CHOBOK GIRL REFUSED TO BE PART OF RELEASE DEAL

Nigeria's President Muhammadu Buhari (centre) sits among the 82 rescued Chibok girls during a reception ceremony at the Presidential Villa in Abuja, on May 7, 2017. 
IN SUMMARY
The 82 were released on Saturday following months of talks and the exchange of a number of suspected militants held in government custody.
Elizabeth Pearson, a Boko Haram specialist who studies women and conflict, said the case of the Chibok girl who refused to leave was "likely to be quite prevalent".
Human Rights Watch has accused the government of failing to respect the girls' privacy by publishing their names and for parading them at a photo-call.

FULL STORY 
ABUJA
A schoolgirl who was among more than 200 kidnapped by Boko Haram in 2014 refused to be part of a release deal because she is now married to a militant fighter, Nigeria's government said Tuesday.

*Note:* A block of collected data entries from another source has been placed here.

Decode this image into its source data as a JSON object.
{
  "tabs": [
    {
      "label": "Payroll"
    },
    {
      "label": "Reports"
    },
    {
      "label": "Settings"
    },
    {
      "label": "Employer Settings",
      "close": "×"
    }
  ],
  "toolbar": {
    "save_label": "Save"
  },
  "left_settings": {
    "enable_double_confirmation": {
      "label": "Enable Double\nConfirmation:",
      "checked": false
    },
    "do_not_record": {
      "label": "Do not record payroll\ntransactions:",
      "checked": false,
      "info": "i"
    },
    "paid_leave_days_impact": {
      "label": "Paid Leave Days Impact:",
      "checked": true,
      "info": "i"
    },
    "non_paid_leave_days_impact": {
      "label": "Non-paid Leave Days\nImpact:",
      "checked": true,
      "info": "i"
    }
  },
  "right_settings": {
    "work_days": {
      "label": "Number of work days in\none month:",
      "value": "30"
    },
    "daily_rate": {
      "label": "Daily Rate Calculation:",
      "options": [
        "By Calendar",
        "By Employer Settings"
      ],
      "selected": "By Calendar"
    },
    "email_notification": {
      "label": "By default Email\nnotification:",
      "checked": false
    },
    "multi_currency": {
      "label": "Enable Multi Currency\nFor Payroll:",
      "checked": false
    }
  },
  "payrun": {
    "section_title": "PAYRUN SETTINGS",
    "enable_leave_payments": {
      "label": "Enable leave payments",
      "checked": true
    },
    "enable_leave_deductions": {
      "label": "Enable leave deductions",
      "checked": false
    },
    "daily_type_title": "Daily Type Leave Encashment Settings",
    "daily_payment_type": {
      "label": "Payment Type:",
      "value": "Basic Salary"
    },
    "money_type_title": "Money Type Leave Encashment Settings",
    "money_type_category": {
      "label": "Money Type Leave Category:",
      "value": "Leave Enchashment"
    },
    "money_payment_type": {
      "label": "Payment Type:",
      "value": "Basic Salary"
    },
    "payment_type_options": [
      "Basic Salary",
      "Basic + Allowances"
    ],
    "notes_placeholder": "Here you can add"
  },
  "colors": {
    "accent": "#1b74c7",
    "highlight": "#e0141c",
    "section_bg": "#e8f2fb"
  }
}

The disclosure underlines the complex psychological effects of a lengthy captivity, and gives an indication of the work required to rehabilitate and reintegrate those released.

Boko Haram has used kidnapping as a weapon of war, seizing thousands of women and young girls as part of its eight-year quest to create a hardline Islamic state in northeast Nigeria.

Men and boys have also been forcibly recruited to fight in its insurgency, which since 2009 has killed at least 20,000 in Nigeria alone.

Presidency spokesman Garba Shehu said the jihadists had initially agreed to release 83 of the teenagers who were abducted from their school in the town of Chibok in April 2014.

But he told the local Channels television station: "One said, 'No, I have a husband. I'm happy where I am'. And then 82 came back."

The 82 were released on Saturday following months of talks and the exchange of a number of suspected militants held in government custody.

Twenty-one of their classmates were freed in October last year; three had previously been found or escaped. Talks are understood to have started to free all or some of the remaining 113.

COMPLEX SITUATION
Testimony from former hostages in the brutal conflict has revealed that Boko Haram forced many women and young girls into marriage, and that rape and sexual violence were commonplace.

Some were forced to work as domestic slaves for extremist fighters and even deployed to the front line carrying ammunition during attacks.

Elizabeth Pearson, a Boko Haram specialist who studies women and conflict, said the case of the Chibok girl who refused to leave was "likely to be quite prevalent".

"From what we know of other young women who've returned, the relationships with their captors is very complex and at times quite ambiguous," she told AFP in an email exchange.

"We assume because they are abducted they are therefore likely to resist their captors. In fact they have to develop relationships of some sort in order to survive."